Figure 5.1: Cluster Summary
The user can select to view information by cluster, as shown in Figure 5.2. The setting applies to all cluster management interfaces at the same time.
Figure 5.2: Select Cluster
Also, the user can select to view cluster information by time range, as shown in Figure 5.3.
Figure 5.3: Set Time
In addition, in the Cluster Summary interface, the user can monitor cluster information such as Total Memory Utilization, Total Disk Space Utilization, CPUs Total and Online Nodes.
With the CPU tab under “Cluster Summary”, the user can monitor CPU status of the cluster, including:
Idle CPU percentage: percentage of idle CPU in total CPU of the cluster
CPU utilization at the system level: percentage of kernel space in total CPU of the cluster
CPU Utilization at the user level: percentage of user space in total CPU of the cluster shown in the figure 5.4
Figure 5.4: CPU Monitor
With the Memory tab under “Cluster Summary”, the user can monitor memory status of the cluster, including: Total Memory: total memory of the
Memory Free: total memory free of the cluster
Memory Buffered: total memory buffered of the cluster. Buffer refers to memory temporarily used by CPU to access I/O devices. Since Linux uses the cache to store file content, the memory here is mainly only for file metadata like directory structure and file attributes. Typically the amount of memory used is a few hundred MB.
Memory Cached: total memory cached of the cluster Cache refes to the memory that the CPU used to keep file data. It is kept in memory to reduce the need to access files in I/O devices. Usually, most of the memory not used by application or buffer is allocated to cache to improve performance. Only a small amount is completely left unused.

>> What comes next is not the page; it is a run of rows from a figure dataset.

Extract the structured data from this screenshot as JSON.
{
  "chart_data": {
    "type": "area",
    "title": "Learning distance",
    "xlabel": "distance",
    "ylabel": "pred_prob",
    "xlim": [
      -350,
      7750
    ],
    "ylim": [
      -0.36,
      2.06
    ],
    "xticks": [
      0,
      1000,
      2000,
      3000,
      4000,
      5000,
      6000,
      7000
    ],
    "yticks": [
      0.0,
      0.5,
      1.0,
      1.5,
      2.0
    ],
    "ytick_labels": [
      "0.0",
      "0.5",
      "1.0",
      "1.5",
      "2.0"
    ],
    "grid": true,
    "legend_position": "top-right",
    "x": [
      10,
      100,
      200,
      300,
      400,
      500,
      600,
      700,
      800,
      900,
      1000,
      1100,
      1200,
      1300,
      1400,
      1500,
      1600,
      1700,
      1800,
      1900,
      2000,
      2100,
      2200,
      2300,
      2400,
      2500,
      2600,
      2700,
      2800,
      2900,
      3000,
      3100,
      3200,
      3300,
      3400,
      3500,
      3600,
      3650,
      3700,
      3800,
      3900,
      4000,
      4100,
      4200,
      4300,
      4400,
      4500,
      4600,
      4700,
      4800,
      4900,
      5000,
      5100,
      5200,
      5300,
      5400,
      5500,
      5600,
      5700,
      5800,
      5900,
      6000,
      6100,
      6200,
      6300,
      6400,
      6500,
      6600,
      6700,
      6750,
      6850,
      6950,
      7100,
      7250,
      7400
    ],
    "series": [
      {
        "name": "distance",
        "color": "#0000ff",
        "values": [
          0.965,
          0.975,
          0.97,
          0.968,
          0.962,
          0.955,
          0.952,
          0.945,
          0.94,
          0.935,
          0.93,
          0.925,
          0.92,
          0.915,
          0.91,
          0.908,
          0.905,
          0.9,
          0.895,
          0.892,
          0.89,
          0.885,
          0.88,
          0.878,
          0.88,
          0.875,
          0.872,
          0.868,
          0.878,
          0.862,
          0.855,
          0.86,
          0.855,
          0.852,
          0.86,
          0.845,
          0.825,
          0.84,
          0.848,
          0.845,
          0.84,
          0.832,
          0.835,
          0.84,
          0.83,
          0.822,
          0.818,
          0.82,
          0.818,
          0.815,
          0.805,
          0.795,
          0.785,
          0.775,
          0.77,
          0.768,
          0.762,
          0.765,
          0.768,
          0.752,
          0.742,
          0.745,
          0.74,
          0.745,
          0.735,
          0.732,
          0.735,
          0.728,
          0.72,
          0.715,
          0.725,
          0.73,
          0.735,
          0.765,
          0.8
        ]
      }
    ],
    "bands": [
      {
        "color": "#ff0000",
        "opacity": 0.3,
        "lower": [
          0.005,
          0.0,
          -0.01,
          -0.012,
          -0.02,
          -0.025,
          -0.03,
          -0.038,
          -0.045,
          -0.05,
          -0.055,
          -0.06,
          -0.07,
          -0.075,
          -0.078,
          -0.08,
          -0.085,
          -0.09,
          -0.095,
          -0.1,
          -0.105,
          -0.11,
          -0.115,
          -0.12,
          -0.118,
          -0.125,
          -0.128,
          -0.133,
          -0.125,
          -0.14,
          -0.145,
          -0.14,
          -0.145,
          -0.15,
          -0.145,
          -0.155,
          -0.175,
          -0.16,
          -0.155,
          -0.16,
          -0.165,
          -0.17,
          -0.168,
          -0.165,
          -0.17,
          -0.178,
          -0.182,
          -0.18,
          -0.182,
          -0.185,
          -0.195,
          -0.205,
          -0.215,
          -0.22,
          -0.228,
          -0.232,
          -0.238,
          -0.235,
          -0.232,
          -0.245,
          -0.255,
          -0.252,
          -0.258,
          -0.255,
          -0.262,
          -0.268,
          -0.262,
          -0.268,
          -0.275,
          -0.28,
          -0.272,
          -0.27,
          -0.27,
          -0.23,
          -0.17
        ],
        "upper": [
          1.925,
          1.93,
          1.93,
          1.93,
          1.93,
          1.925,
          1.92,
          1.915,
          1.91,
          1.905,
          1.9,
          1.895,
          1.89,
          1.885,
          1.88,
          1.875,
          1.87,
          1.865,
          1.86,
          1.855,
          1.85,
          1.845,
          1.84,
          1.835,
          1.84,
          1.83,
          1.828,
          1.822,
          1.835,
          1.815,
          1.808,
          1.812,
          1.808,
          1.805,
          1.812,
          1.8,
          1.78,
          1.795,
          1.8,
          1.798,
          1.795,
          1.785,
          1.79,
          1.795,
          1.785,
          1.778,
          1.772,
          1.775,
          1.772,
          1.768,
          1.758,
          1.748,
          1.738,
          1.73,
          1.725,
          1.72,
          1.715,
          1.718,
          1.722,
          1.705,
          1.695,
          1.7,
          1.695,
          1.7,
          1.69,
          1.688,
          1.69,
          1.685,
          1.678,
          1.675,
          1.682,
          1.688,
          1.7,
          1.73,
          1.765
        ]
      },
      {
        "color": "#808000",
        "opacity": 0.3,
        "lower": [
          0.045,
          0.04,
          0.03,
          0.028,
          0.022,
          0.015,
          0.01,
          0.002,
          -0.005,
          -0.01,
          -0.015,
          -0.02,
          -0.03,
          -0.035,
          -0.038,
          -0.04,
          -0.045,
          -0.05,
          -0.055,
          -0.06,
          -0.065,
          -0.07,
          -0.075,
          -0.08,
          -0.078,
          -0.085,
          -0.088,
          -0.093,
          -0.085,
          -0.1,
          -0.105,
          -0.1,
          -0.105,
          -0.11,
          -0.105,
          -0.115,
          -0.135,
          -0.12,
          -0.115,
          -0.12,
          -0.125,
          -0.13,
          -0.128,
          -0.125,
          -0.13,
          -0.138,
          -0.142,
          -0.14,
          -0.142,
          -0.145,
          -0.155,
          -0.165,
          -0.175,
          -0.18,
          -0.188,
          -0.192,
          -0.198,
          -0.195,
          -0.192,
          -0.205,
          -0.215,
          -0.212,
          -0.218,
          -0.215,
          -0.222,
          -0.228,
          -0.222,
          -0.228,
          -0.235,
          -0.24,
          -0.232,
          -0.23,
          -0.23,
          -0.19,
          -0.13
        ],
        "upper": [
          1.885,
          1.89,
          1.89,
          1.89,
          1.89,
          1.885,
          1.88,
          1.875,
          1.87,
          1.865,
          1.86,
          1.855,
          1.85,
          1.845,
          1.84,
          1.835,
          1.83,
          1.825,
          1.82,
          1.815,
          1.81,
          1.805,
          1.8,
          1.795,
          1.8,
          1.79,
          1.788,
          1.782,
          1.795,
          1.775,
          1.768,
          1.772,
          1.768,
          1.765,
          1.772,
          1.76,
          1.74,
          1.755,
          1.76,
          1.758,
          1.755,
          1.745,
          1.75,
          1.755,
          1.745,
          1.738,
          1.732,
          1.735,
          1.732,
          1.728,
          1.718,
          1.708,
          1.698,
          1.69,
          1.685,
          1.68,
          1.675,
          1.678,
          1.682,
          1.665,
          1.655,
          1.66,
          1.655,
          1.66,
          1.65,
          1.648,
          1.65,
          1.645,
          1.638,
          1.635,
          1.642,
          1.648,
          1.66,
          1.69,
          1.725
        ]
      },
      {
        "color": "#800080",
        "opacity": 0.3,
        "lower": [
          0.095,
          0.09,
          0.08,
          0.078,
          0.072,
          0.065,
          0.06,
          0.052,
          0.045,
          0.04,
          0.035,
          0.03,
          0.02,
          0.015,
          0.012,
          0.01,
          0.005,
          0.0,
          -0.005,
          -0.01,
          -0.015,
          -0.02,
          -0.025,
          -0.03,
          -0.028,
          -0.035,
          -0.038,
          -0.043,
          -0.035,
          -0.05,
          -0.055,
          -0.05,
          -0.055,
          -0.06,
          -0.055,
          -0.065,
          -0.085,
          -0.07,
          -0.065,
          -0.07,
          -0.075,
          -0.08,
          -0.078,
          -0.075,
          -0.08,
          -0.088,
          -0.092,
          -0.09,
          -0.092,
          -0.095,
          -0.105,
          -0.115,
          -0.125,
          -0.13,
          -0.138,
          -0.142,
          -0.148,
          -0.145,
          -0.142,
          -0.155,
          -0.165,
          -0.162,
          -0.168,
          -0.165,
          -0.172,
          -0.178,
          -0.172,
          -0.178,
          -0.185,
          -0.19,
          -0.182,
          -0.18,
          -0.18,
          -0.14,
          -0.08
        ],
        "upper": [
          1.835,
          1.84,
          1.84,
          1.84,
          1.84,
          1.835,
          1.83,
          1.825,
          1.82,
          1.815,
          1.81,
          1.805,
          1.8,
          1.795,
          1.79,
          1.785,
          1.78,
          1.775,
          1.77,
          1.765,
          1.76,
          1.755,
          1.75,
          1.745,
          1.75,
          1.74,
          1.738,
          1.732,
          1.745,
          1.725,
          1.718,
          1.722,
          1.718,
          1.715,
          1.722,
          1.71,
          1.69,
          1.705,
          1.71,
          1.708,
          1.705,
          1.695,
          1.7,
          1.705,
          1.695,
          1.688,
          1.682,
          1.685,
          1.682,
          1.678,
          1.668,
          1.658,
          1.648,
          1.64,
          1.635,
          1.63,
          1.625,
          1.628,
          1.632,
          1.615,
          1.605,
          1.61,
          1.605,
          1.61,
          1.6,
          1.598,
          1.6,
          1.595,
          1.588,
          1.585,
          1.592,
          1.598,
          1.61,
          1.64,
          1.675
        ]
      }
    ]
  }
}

This is shown in Figure 5.5.
Figure 5.5: Memory Monitor
With the Swap tab under “Cluster Summary”, the user can monitor swap status of the cluster, including Total Swap and Used Swap, as shown in Figure 5.6.
Figure 5.6: Swap Monitor
With the Network tab under “Cluster Summary”, the user can monitor network status of the cluster, including:
Number of Bytes IN: Number of Bytes IN last hour
Number of Bytes OUT: Number of Bytes OUT last hour
Number of Packets IN: Number of Packets IN last hour
Number of Packets OUT: Number of Packets OUT last hour
When an Infiniband device is available in the user cluster, the user can monitor Infiniband status of the cluster with the Infiniband tab under “Cluster Summary”. It includes:
Number of Bytes IN: Number of Bytes IN last
Number of Bytes OUT: Number of Bytes OUT last hour
Number of Packets IN: Number of Packets IN last hour
Number of Packets OUT: Number of Packets OUT last hour
With the Disk tab under “Cluster Summary”, the user can monitor disk status of the cluster, including: Disks Idle, Disks Total
With the Load tab under “Cluster Summary”, the user can monitor load status of the cluster, including: 15 minutes Load Average, 5 minutes Load Average and 1 minute Load Average.
With the Network Interfaces tab under “Cluster Summary”, the user can monitor NIC (Network Interface Card) status of the cluster, including: Number of Bytes IN, Number of Packets IN, Number of Bytes OUT and Number of Packets OUT.